I caught this morning morning’s minion, king-
dom of daylight’s dauphin, dapple-dawn-drawn Falcon, in his riding
Of the rolling level underneath him steady air, and striding
High there, how he rung upon the rein of a wimpling wing
In his ecstasy! then off, off forth on swing,
As a skate’s heel sweeps smooth on a bow-bend: the hurl and gliding
Rebuffed the big wind. My heart in hiding
Stirred for a bird, – the achieve of, the mastery of the thing.

Brute beauty and valour and act, oh, air, pride, plume, here
Buckle! AND the fire that breaks from thee then, a billion
Times told lovelier, more dangerous, O my chevalier!

No wonder of it: shéer plód makes plough down sillion
Shine, and blue-bleak embers, ah my dear,
Fall, gall themselves, and gash gold-vermilion.
~Gerard Manley Hopkins

photo by Kate Steensma
photo by Kate Steensma
photo by Kate Steensma
photo by Kate Steensma

 

One thought on “Stirred for a Bird

  1. This entire post is delightful, Emily.
    Steensma’s pics are beautiful and clear. Love the little falcon.

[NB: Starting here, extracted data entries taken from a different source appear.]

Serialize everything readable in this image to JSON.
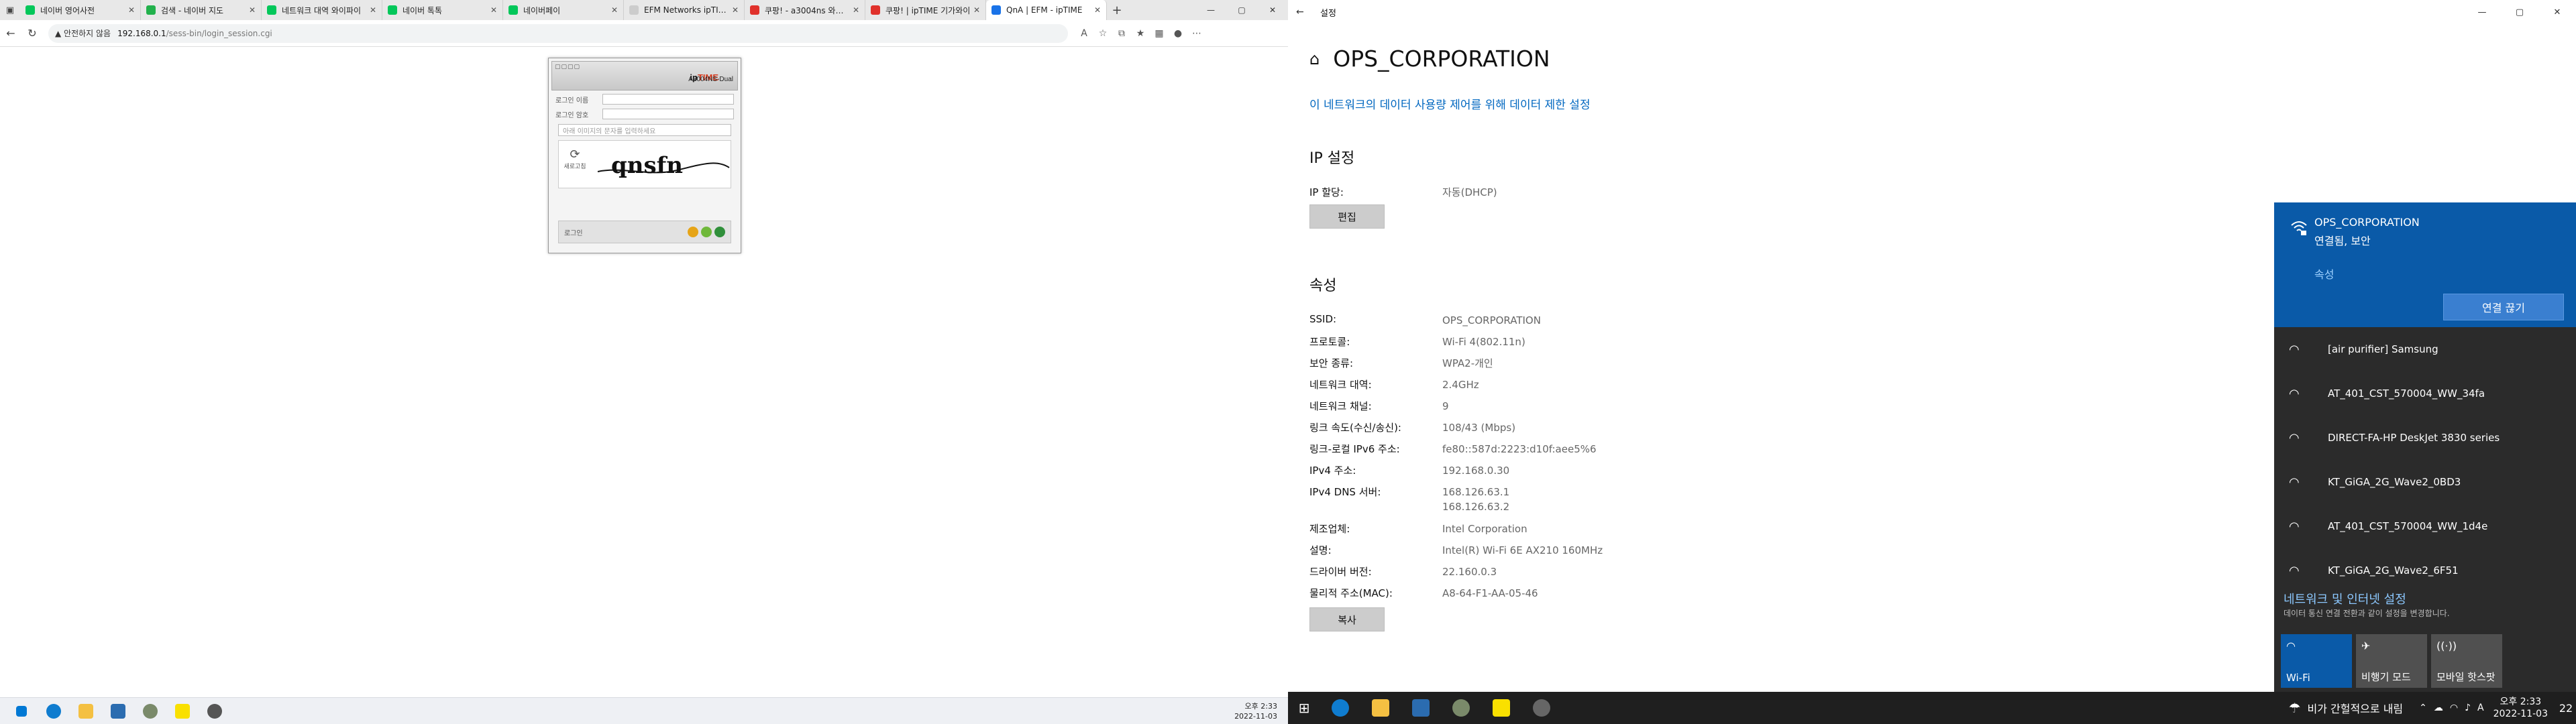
{
  "browser": {
    "tabs": [
      {
        "title": "네이버 영어사전",
        "favicon_color": "#03c75a",
        "active": false
      },
      {
        "title": "검색 - 네이버 지도",
        "favicon_color": "#22b14c",
        "active": false
      },
      {
        "title": "네트워크 대역 와이파이",
        "favicon_color": "#03c75a",
        "active": false
      },
      {
        "title": "네이버 톡톡",
        "favicon_color": "#03c75a",
        "active": false
      },
      {
        "title": "네이버페이",
        "favicon_color": "#03c75a",
        "active": false
      },
      {
        "title": "EFM Networks ipTIME",
        "favicon_color": "#cccccc",
        "active": false
      },
      {
        "title": "쿠팡! - a3004ns 와이파이",
        "favicon_color": "#e0312b",
        "active": false
      },
      {
        "title": "쿠팡! | ipTIME 기가와이",
        "favicon_color": "#e0312b",
        "active": false
      },
      {
        "title": "QnA | EFM - ipTIME",
        "favicon_color": "#1a73e8",
        "active": true
      }
    ],
    "address": {
      "security_warning": "▲ 안전하지 않음",
      "host": "192.168.0.1",
      "path": "/sess-bin/login_session.cgi"
    },
    "login": {
      "brand_ip": "ip",
      "brand_time": "TIME",
      "model": "A3004NS-Dual",
      "header_dots": "▢▢▢▢",
      "id_label": "로그인 이름",
      "pw_label": "로그인 암호",
      "captcha_hint": "아래 이미지의 문자를 입력하세요",
      "refresh_label": "새로고침",
      "captcha_text": "qnsfn",
      "login_label": "로그인"
    }
  },
  "taskbar_left": {
    "time": "오후 2:33",
    "date": "2022-11-03"
  },
  "settings": {
    "window_title": "설정",
    "network_name": "OPS_CORPORATION",
    "data_limit_link": "이 네트워크의 데이터 사용량 제어를 위해 데이터 제한 설정",
    "ip_section": "IP 설정",
    "ip_assign_label": "IP 할당:",
    "ip_assign_value": "자동(DHCP)",
    "edit_button": "편집",
    "props_section": "속성",
    "properties": [
      {
        "k": "SSID:",
        "v": "OPS_CORPORATION"
      },
      {
        "k": "프로토콜:",
        "v": "Wi-Fi 4(802.11n)"
      },
      {
        "k": "보안 종류:",
        "v": "WPA2-개인"
      },
      {
        "k": "네트워크 대역:",
        "v": "2.4GHz"
      },
      {
        "k": "네트워크 채널:",
        "v": "9"
      },
      {
        "k": "링크 속도(수신/송신):",
        "v": "108/43 (Mbps)"
      },
      {
        "k": "링크-로컬 IPv6 주소:",
        "v": "fe80::587d:2223:d10f:aee5%6"
      },
      {
        "k": "IPv4 주소:",
        "v": "192.168.0.30"
      },
      {
        "k": "IPv4 DNS 서버:",
        "v": "168.126.63.1",
        "v2": "168.126.63.2"
      },
      {
        "k": "제조업체:",
        "v": "Intel Corporation"
      },
      {
        "k": "설명:",
        "v": "Intel(R) Wi-Fi 6E AX210 160MHz"
      },
      {
        "k": "드라이버 버전:",
        "v": "22.160.0.3"
      },
      {
        "k": "물리적 주소(MAC):",
        "v": "A8-64-F1-AA-05-46"
      }
    ],
    "copy_button": "복사"
  },
  "flyout": {
    "connected_name": "OPS_CORPORATION",
    "connected_status": "연결됨, 보안",
    "properties_link": "속성",
    "disconnect_button": "연결 끊기",
    "networks": [
      "[air purifier] Samsung",
      "AT_401_CST_570004_WW_34fa",
      "DIRECT-FA-HP DeskJet 3830 series",
      "KT_GiGA_2G_Wave2_0BD3",
      "AT_401_CST_570004_WW_1d4e",
      "KT_GiGA_2G_Wave2_6F51"
    ],
    "net_settings_title": "네트워크 및 인터넷 설정",
    "net_settings_sub": "데이터 통신 연결 전환과 같이 설정을 변경합니다.",
    "quick": {
      "wifi": "Wi-Fi",
      "airplane": "비행기 모드",
      "hotspot": "모바일 핫스팟"
    }
  },
  "taskbar_right": {
    "weather": "비가 간헐적으로 내림",
    "ime": "A",
    "time": "오후 2:33",
    "date": "2022-11-03",
    "notif_count": "22"
  }
}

    Hopkins’ poetry is sometimes very difficult to understand but I like it- just takes a little adjustment to the flowery Victorian language and not a few trips to the dictionary or to a website that interprets poetry.
    What a tragic life he had. Reminds me of the lifelong sorrow of Henri Nouwen. Such suffering manifested itself in the writing that both men did. What a beautiful legacy they have left us. (I’m thinking, too, of Oscar Wilde. His tragic poem, Ballad of Reading Gaol, written in prison, almost tears my heart out with its pathos.)